Small fleets (1-6 trucks) are the backbone of trucking. They keep the market balanced, competitive and nimble and they represent the majority of the spot market volume. Many small fleets exist without shipper customers—simply using load boards to find the next load.
January represented either a blip or the beginning of tougher times. The nation lost 684 carriers from 1-6 trucks, from a fleet size of 201,539 in December. A small, but meaningful decline. It represented the first decline in 11 months, but the 17th monthly decline since March 2011. Considering the spot market has softened in the past few months, it has us wondering if we’re seeing a balance or a trend reversal.
Before we get too far ahead of ourselves, despite a drop, January’s numbers were the second largest number of active for-hire motor carriers ever recorded, 241,422.
Focusing again on the fleets with 1-6 trucks, January represented the second largest number of active for-hire carriers ever recorded, with fleet sizes 1-6, even after a big January loss of 684 carriers. February saw a rebound of 294 carriers.
Looking at the driver data for that segment is interesting too. Since 2012, fleets with 1-100 trucks added far more drivers than the largest (501+) truck fleets. In fact, fleets from 1-100 trucks added more than double the number of drivers than the biggest carriers, despite the pay raises and bonuses.
Most of that growth came from the 1-6 truck fleets. January’s data marked a significant decline in the number of drivers for the 1-6 truck fleets, falling by 5,457. February followed with a much smaller 187 decline in drivers for that segment. While small 187 is a small decline, it’s only the first time since 2012, there has been a decline over two consecutive months. Overall, across fleet sizes of 7-19, 20-100, 101-500 and 501+, the net overall gain in drivers in January was 12,988, and in February was 5,918, so we’re still adding real capacity. It’s just coming from different size fleets.
It’s too early to tell if we’re seeing a blip, a small correction, or the beginning of a significant correction and rebalancing of the marketplace. We’re coming into peak season, when produce begins to stir up the spot markets again. If history’s any lesson, a prolonged downturn, or leveling off of spot activity will begin to fill those long-empty seats in the larger fleets’ tractors, as drivers seek steadier income—until the next time.

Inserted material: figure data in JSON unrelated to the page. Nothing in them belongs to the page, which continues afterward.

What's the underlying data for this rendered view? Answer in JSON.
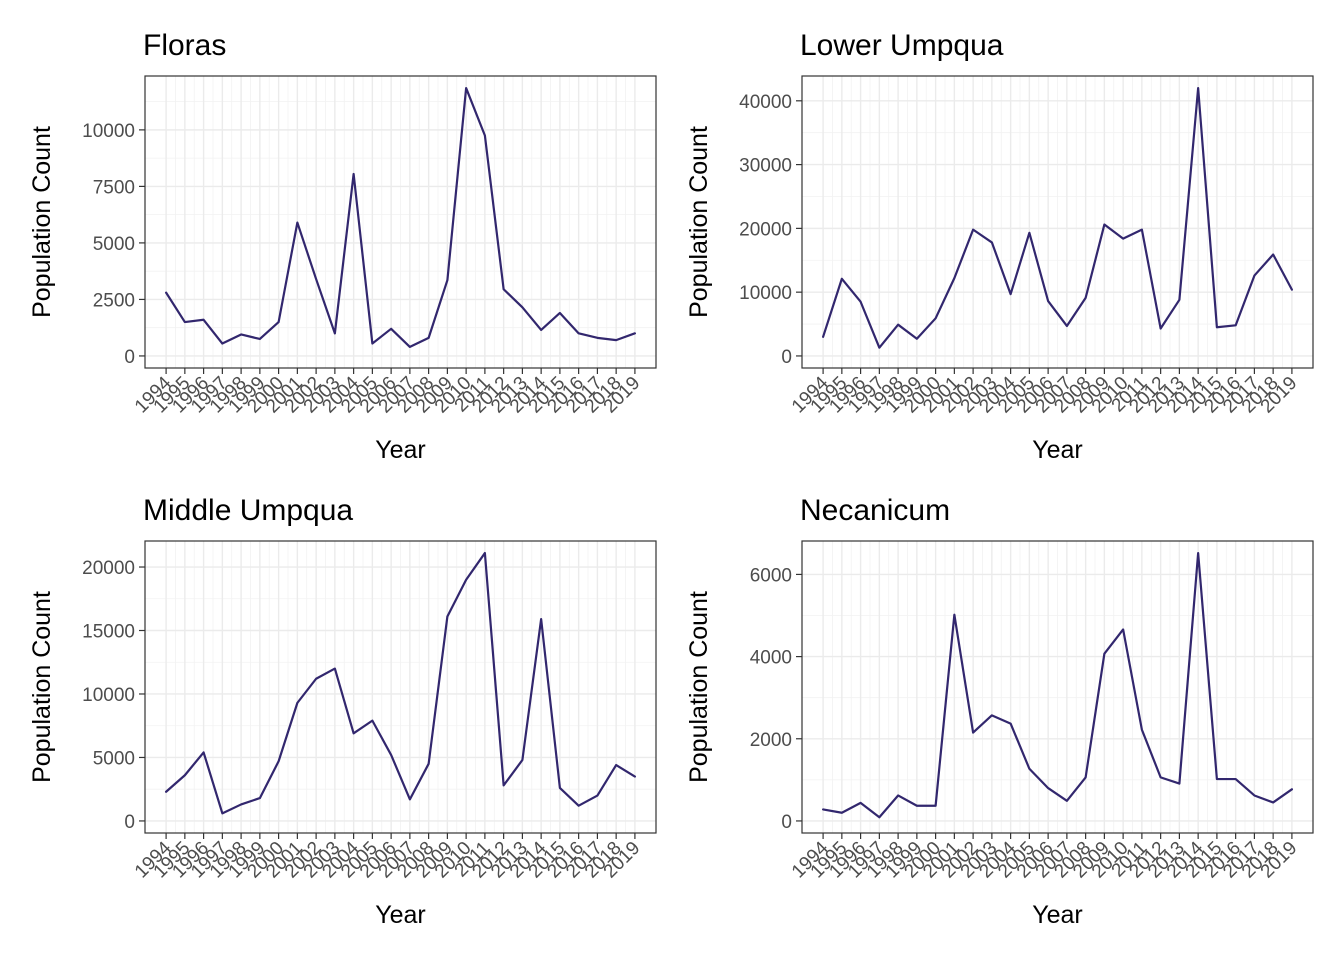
{
  "style": {
    "line_color": "#32276e"
  },
  "chart_data": [
    {
      "type": "line",
      "title": "Floras",
      "xlabel": "Year",
      "ylabel": "Population Count",
      "x": [
        1994,
        1995,
        1996,
        1997,
        1998,
        1999,
        2000,
        2001,
        2002,
        2003,
        2004,
        2005,
        2006,
        2007,
        2008,
        2009,
        2010,
        2011,
        2012,
        2013,
        2014,
        2015,
        2016,
        2017,
        2018,
        2019
      ],
      "y": [
        2800,
        1500,
        1600,
        550,
        950,
        750,
        1500,
        5900,
        3400,
        1000,
        8050,
        550,
        1200,
        400,
        800,
        3350,
        11850,
        9750,
        2950,
        2150,
        1150,
        1900,
        1000,
        800,
        700,
        1000
      ],
      "ylim": [
        0,
        12000
      ],
      "yticks": [
        0,
        2500,
        5000,
        7500,
        10000
      ],
      "grid": true
    },
    {
      "type": "line",
      "title": "Lower Umpqua",
      "xlabel": "Year",
      "ylabel": "Population Count",
      "x": [
        1994,
        1995,
        1996,
        1997,
        1998,
        1999,
        2000,
        2001,
        2002,
        2003,
        2004,
        2005,
        2006,
        2007,
        2008,
        2009,
        2010,
        2011,
        2012,
        2013,
        2014,
        2015,
        2016,
        2017,
        2018,
        2019
      ],
      "y": [
        3000,
        12100,
        8500,
        1300,
        4900,
        2700,
        5900,
        12200,
        19800,
        17800,
        9700,
        19300,
        8600,
        4700,
        9100,
        20600,
        18400,
        19800,
        4300,
        8800,
        42000,
        4500,
        4800,
        12600,
        15900,
        10400
      ],
      "ylim": [
        0,
        44000
      ],
      "yticks": [
        0,
        10000,
        20000,
        30000,
        40000
      ],
      "grid": true
    },
    {
      "type": "line",
      "title": "Middle Umpqua",
      "xlabel": "Year",
      "ylabel": "Population Count",
      "x": [
        1994,
        1995,
        1996,
        1997,
        1998,
        1999,
        2000,
        2001,
        2002,
        2003,
        2004,
        2005,
        2006,
        2007,
        2008,
        2009,
        2010,
        2011,
        2012,
        2013,
        2014,
        2015,
        2016,
        2017,
        2018,
        2019
      ],
      "y": [
        2300,
        3600,
        5400,
        600,
        1300,
        1800,
        4700,
        9300,
        11200,
        12000,
        6900,
        7900,
        5200,
        1700,
        4500,
        16100,
        19000,
        21100,
        2800,
        4800,
        15900,
        2600,
        1200,
        2000,
        4400,
        3500
      ],
      "ylim": [
        0,
        22000
      ],
      "yticks": [
        0,
        5000,
        10000,
        15000,
        20000
      ],
      "grid": true
    },
    {
      "type": "line",
      "title": "Necanicum",
      "xlabel": "Year",
      "ylabel": "Population Count",
      "x": [
        1994,
        1995,
        1996,
        1997,
        1998,
        1999,
        2000,
        2001,
        2002,
        2003,
        2004,
        2005,
        2006,
        2007,
        2008,
        2009,
        2010,
        2011,
        2012,
        2013,
        2014,
        2015,
        2016,
        2017,
        2018,
        2019
      ],
      "y": [
        280,
        200,
        440,
        90,
        620,
        370,
        370,
        5020,
        2150,
        2570,
        2370,
        1270,
        800,
        490,
        1060,
        4070,
        4660,
        2220,
        1060,
        910,
        6520,
        1020,
        1020,
        620,
        450,
        770
      ],
      "ylim": [
        0,
        6800
      ],
      "yticks": [
        0,
        2000,
        4000,
        6000
      ],
      "grid": true
    }
  ]
}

We must be careful not to discount the new transportation economy. It’s quite different than anything we’ve known. Transportation has taken on new vigor and importance in our consumer economy which demands everything tomorrow, and wants zero inventory. For all the talk of technology and disruptors, it’s the small fleets who are showing strength, staying power and disrupting the plans of the big carrier executives. Smaller fleets are armed with innovative and rapidly evolving tech tools from the major load boards and their broker friends, who are helping them profit in ways they never could in the past. The historic rush of owner-operators “seeking some shelter with the big carriers” may not be as pronounced during the next downturn. It’s anyone’s guess how a market correction shakes out. It’ll be an interesting ride.